Gianni Infantino droht Klage: Uefa warnt vor Beweis-Vernichtung
Droht in der Affäre rund um Fifa-Präsident Gianni Infantino die nächste Eskalation? Die Uefa befürchtet, der Schweizer könne Beweise zu vernichten versuchen.

Das Wichtigste in Kürze
- Gianni Infantino gerät nach dem geplatzten WM-Verkauf zusehends unter Druck.
- Nun soll die Uefa dem Weltverbands-Boss sogar mit einer Klage gedroht haben.
- Der europäische Verband befürchtet, Infantino könne Beweismaterial vernichten.
Die Affäre rund um den versuchten Verkauf von Anteilen an der Fussball-Weltmeisterschaft geht in die nächste Runde: Gemäss dem englischen «Telegraph» droht die Uefa dem in die Kritik geratenen Fifa-Präsidenten Gianni Infantino mit einer Klage.
Dem Bericht zufolge habe der europäische Verband dem Weltverbands-Boss einen direkten Brief zukommen lassen. Darin warnt die Uefa den Fifa-Präsidenten davor, mögliches Beweismaterial zu vernichten.

Die europäische Konföderation befürchtet offenbar, dass Infantino einer möglichen Untersuchung vorgreifen will. Konkret geht es um Korrespondenzen mit den geplanten Investoren in die neue «Fifa Forward Enterprise».
Gianni Infantino wollte WM-Anteile verkaufen
Unter diese geplanten Investoren war die US-amerikanische Thrive Capital-Gruppe.

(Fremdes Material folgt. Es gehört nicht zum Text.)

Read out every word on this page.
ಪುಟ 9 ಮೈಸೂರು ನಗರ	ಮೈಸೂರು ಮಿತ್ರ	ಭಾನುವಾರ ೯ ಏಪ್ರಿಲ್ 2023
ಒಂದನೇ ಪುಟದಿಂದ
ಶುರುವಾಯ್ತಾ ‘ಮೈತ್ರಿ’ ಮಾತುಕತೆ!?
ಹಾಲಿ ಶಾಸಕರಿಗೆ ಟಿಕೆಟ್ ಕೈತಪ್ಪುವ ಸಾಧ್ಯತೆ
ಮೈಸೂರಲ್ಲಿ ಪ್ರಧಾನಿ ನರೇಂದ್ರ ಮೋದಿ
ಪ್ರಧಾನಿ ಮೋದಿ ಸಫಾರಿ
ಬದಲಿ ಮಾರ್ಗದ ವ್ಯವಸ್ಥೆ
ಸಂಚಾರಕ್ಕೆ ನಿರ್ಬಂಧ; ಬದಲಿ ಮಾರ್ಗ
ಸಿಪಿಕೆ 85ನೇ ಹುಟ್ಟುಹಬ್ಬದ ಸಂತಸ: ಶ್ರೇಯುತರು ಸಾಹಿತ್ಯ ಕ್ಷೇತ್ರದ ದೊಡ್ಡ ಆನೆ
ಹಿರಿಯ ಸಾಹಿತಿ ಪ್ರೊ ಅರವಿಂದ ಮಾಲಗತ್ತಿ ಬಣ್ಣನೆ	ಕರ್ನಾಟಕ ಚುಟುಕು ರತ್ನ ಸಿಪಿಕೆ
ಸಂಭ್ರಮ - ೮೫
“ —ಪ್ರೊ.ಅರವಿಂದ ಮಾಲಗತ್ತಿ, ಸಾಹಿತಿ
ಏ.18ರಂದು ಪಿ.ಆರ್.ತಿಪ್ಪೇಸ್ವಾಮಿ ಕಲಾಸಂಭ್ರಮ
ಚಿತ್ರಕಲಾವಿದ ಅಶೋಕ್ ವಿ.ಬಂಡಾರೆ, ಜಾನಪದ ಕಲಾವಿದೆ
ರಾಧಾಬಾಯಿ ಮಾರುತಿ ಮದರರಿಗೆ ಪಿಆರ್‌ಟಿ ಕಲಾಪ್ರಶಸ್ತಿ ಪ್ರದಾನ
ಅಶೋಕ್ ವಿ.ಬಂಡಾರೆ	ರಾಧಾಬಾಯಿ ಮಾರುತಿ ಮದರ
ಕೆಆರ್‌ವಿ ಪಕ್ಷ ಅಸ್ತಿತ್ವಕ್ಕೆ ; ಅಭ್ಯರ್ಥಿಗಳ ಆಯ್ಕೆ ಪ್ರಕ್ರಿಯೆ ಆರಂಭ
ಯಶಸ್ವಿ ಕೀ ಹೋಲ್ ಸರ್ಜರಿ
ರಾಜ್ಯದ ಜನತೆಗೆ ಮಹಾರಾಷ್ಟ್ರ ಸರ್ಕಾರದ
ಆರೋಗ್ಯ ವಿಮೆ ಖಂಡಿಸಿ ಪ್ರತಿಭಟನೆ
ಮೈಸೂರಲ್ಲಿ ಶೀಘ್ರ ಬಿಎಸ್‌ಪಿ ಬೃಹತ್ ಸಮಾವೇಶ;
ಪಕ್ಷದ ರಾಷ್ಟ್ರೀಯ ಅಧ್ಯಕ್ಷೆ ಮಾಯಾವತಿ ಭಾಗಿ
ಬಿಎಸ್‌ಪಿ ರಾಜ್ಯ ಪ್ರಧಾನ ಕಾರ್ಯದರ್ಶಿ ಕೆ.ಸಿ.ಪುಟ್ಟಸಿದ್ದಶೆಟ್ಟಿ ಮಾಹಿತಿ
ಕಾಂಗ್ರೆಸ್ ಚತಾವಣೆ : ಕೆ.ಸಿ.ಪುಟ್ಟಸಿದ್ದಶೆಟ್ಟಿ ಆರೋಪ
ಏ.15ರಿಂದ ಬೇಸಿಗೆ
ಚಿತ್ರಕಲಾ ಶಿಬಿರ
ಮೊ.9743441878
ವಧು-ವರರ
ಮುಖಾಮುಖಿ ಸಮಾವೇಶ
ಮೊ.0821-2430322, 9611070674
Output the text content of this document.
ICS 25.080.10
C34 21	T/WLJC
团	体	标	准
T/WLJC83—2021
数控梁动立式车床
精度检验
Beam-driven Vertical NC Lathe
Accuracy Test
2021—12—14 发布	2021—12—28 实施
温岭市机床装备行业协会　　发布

Die Investment-Firma gehört Joshua Kushner, dem Bruder von Donald Trumps Schwiegersohn Jared Kushner.

Ebenfalls im Raum stand eine Beteiligung durch den saudi-arabischen Staats-Investment-Fonds PIF. Dieser unterhält enge Beziehungen zur Trump-Familie, insbesondere zu Jared Kushner. Gemeinsam mit Kushner übernimmt der PIF diese Woche den Videospiel-Giganten Electronic Arts für rund 45 Milliarden Franken.
Mehrere Konföderationen stellten sich quer
Anfang der vergangenen Woche sickerten die Pläne von Gianni Infantino zum Verkauf der WM-Anteile durch. Die Folge war ein weltweiter Aufschrei, nicht nur unter den Fans, sondern auch den Kontinental-Verbänden.

Die schärfste Kritik kam von der Uefa, die einen Boykott sämtlicher Fifa-Wettbewerbe ankündigte. Auch die nordamerikanische Concacaf positionierte sich klar gegen den Infantino-Plan. Von der asiatischen AFC kam ebenfalls scharfe Kritik.
Steht Infantino vor dem Aus als Fifa-Präsident?
Angesichts des massiven Gegenwinds knickte Infantino schliesslich ein und zog seine Verkaufspläne zurück. Allerdings bleibt der Druck auf den 56-jährigen Walliser hoch. «Vergeben und vergessen» wird diese Affäre so schnell nicht.

Im März 2027 will sich Infantino zur Wiederwahl als Fifa-Präsident stellen – bislang ohne Gegenkandidaten. Nun ist aber mehr als wahrscheinlich, dass sich seine Gegner hinter einem Herausforderer zusammentun könnten.